After I quit music and went off to grad school, Jonathan remained important to me because he marked my passage in ways that were hard to articulate. It occurs to me now that some friends are like constellations in the sky – we don’t just get used to their presence, we need their presence to make the sky seem complete and make us feel fully here.
Every so often I’ll make a web-wide search for those lost beacons in my life, Jonathan foremost among them. A couple years ago I discovered one of Jonathan’s sons on Facebook. I tried to friend the kid but he didn’t respond, even though I had explained the connection. I can hardly blame him. Then, just this week, after doing another of my internet searches — just out of curiosity — I found Jonathan himself. He has returned to California and started a business. And he looks good, much better than I imagined he would. By my reckoning, he’s been “freelancing” for 15 years – which means that he has probably been on a longer, harder journey than to China and back.
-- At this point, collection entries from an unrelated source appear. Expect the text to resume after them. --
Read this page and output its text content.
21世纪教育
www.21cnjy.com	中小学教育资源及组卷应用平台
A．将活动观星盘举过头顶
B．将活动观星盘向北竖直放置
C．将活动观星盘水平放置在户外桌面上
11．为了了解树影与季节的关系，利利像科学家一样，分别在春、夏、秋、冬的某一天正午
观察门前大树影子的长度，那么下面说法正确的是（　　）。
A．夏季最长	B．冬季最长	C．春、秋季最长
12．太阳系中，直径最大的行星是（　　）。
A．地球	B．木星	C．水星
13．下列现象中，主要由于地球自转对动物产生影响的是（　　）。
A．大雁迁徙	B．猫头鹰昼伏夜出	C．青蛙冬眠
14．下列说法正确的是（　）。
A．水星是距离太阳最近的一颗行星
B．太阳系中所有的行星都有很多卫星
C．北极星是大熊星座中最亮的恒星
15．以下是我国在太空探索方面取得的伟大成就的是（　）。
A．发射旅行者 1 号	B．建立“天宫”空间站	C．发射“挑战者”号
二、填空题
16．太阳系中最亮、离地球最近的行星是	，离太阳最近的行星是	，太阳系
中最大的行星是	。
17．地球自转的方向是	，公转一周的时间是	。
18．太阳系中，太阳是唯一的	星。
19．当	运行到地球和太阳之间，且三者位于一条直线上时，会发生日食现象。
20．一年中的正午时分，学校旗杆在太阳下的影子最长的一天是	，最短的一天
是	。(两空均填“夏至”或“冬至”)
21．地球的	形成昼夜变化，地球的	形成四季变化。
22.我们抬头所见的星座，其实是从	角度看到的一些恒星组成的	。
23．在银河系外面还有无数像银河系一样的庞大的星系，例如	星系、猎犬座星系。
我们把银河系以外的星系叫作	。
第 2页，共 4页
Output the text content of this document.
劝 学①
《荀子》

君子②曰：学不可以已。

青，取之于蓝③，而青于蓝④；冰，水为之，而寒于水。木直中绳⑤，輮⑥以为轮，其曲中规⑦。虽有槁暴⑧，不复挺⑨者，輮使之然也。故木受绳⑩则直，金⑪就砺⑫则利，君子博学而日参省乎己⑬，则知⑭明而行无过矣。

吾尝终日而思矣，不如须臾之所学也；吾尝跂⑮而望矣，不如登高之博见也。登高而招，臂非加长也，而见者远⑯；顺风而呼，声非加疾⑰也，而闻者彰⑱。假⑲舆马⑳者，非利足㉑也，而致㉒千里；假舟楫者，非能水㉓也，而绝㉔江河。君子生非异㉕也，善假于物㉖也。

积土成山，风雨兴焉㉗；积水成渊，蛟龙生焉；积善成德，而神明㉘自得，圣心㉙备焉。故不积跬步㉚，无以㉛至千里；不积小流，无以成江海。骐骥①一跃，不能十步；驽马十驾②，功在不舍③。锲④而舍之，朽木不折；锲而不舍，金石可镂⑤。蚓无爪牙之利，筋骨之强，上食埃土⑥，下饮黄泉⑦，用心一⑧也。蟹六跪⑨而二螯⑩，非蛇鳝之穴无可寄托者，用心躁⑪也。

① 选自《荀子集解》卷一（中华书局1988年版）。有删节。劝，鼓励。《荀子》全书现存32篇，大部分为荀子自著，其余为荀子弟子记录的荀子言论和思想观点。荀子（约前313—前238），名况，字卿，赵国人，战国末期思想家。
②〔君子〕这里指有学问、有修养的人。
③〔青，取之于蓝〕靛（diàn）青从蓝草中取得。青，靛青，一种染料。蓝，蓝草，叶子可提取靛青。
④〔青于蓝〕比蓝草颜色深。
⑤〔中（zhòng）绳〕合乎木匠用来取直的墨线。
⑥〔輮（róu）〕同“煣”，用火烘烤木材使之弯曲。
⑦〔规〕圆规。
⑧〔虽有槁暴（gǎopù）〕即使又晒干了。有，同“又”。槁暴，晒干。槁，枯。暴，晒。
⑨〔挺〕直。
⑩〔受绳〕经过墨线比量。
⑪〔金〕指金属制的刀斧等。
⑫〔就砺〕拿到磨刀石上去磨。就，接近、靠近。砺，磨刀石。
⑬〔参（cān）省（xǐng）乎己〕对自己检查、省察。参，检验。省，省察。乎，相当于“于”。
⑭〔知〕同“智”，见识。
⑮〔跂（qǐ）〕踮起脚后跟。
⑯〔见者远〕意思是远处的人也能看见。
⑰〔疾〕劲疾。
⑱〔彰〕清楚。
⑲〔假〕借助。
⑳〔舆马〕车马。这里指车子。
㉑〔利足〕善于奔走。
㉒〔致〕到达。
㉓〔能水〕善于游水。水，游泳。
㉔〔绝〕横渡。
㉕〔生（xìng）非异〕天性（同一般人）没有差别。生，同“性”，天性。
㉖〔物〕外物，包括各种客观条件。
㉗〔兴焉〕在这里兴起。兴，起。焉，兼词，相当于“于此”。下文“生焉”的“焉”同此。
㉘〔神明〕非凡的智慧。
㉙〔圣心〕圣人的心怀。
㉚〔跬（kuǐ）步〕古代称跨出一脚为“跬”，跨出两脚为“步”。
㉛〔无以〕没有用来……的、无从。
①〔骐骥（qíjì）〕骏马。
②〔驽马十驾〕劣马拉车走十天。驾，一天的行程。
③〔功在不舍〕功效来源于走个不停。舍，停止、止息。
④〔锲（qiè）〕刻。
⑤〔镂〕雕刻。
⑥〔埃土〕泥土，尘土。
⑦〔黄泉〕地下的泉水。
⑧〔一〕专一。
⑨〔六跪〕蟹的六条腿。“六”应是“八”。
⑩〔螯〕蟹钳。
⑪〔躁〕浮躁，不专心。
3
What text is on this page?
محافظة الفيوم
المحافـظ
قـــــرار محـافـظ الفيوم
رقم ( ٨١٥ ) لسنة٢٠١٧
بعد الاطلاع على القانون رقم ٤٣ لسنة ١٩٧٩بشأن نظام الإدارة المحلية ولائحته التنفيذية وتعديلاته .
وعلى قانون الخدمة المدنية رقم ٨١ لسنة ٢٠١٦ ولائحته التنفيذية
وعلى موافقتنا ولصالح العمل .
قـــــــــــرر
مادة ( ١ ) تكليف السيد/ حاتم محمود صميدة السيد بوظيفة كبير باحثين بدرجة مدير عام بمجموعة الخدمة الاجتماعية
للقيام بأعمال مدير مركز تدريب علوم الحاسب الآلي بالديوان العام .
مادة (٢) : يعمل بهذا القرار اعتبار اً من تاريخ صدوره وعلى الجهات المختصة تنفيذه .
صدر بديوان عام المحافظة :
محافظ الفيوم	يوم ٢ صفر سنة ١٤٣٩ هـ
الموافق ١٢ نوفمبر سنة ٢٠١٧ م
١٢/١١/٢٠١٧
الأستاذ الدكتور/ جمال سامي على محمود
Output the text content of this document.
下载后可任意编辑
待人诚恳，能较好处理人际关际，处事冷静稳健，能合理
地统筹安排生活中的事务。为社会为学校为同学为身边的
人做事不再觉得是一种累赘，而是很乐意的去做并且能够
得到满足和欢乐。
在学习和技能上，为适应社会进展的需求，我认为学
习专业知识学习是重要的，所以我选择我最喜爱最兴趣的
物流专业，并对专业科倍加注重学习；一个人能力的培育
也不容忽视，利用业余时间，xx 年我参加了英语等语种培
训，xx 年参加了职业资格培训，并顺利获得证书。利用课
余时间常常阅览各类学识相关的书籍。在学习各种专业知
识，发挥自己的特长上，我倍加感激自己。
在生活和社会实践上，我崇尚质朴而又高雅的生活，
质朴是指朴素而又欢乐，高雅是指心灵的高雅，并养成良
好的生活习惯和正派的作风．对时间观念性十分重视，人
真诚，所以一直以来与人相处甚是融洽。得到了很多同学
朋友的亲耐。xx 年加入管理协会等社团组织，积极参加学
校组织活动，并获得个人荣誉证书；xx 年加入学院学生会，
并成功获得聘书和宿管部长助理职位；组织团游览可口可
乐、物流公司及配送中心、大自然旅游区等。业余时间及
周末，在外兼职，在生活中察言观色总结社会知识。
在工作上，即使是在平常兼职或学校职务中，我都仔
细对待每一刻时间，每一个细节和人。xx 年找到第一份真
I remind myself that we must be careful with friends we have found after a long absence. Reunions can be demeaning if all we’re left with is a tally sheet of a comparison/contrast, of wins and losses. It’s not always easy to convey to a long-gone friend what he or she meant or how he still fits into our night sky. The sum of our pasts has to amount to more than nostalgia. So, I have little reason to write Jonathan now, but I’m certain that I will write to him eventually, if for no other reason than to say, “Welcome back.”